You would think we would have made the connection between cruise ships and the crowds on Capri, but we didn’t.  So, still clueless, we headed out to Pompeii on the Circumvesuviana Rail Line.  You can get this train from the main “Garibaldi” station in the heart of the city.  It was walking distance for us, although I have to admit we wimped out and took a cab.

This is a suburban commuter train with several lines, cheap and un-airconditioned, that connects among other places, Sorrento with Naples.  Along this line you can get off at Herculaneum (Ercolano) and Pompeii (Pompei).  The trip costs 2.60 euro each way, a bargain, and takes about 35 minutes.  You get out at the stop Pompei, Villa dei  Misteri. Then you wander about in a state of confusion for a few minutes, while hawkers size you up, figure out your native language, and yell at you in your language that there are tours in (insert language here).

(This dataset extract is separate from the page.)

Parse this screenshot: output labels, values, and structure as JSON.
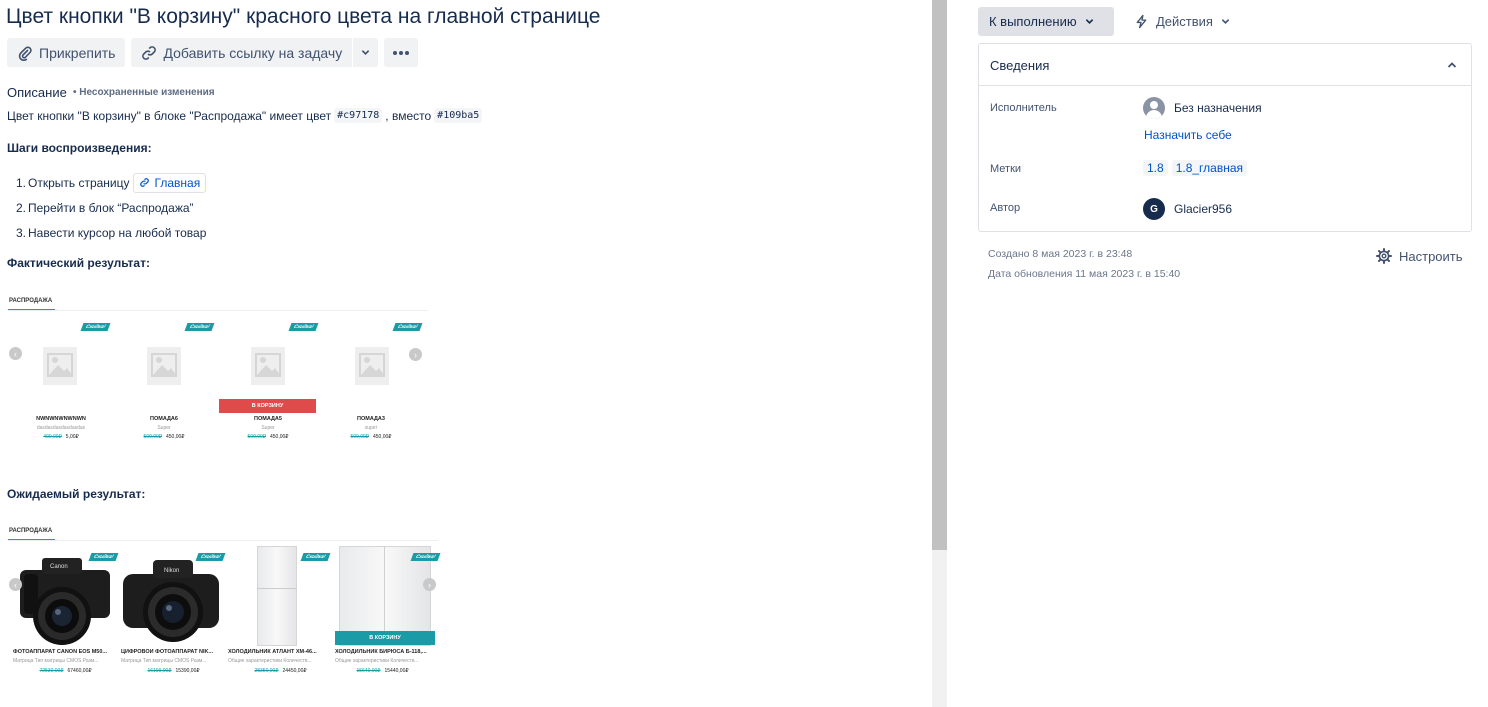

On the train, it was hot and crowded, and we were treated to the sight of very run-down apartment blocks and abandoned buildings, covered often with graffiti at the beginning of the trip.  Gradually the buildings became cleaner and more comfortable-looking, and the Bay of Naples appeared in the near distance.  A group of Roma (I think) got onto the train with a boom box, and kept time to the very loud music with tambourines and bongos.  It was deafening, and the Italians rolled their eyes as a man moved down the aisle holding a plastic cup and asking for money.  The tourists avoided looking at him and held onto their bags, unnecessarily, I thought.  I rocked back and forth, trying to catch the breeze from the half-opened windows.

When we arrived and walked the short distance to the entrance, we found a very long line already in place.  Our friends were disgusted, and said there was no way they were waiting that long in the heat, but Tom and I really wanted to see the excavations, so we queued up, and immediately discovered that we were moving quickly.  As well as that, you could hide under the adjacent hedge and escape the worst of the heat.  I hid.

Admission is 13 euro, free for EU citizens under 25.  We got an official map, bought a guide book and set out.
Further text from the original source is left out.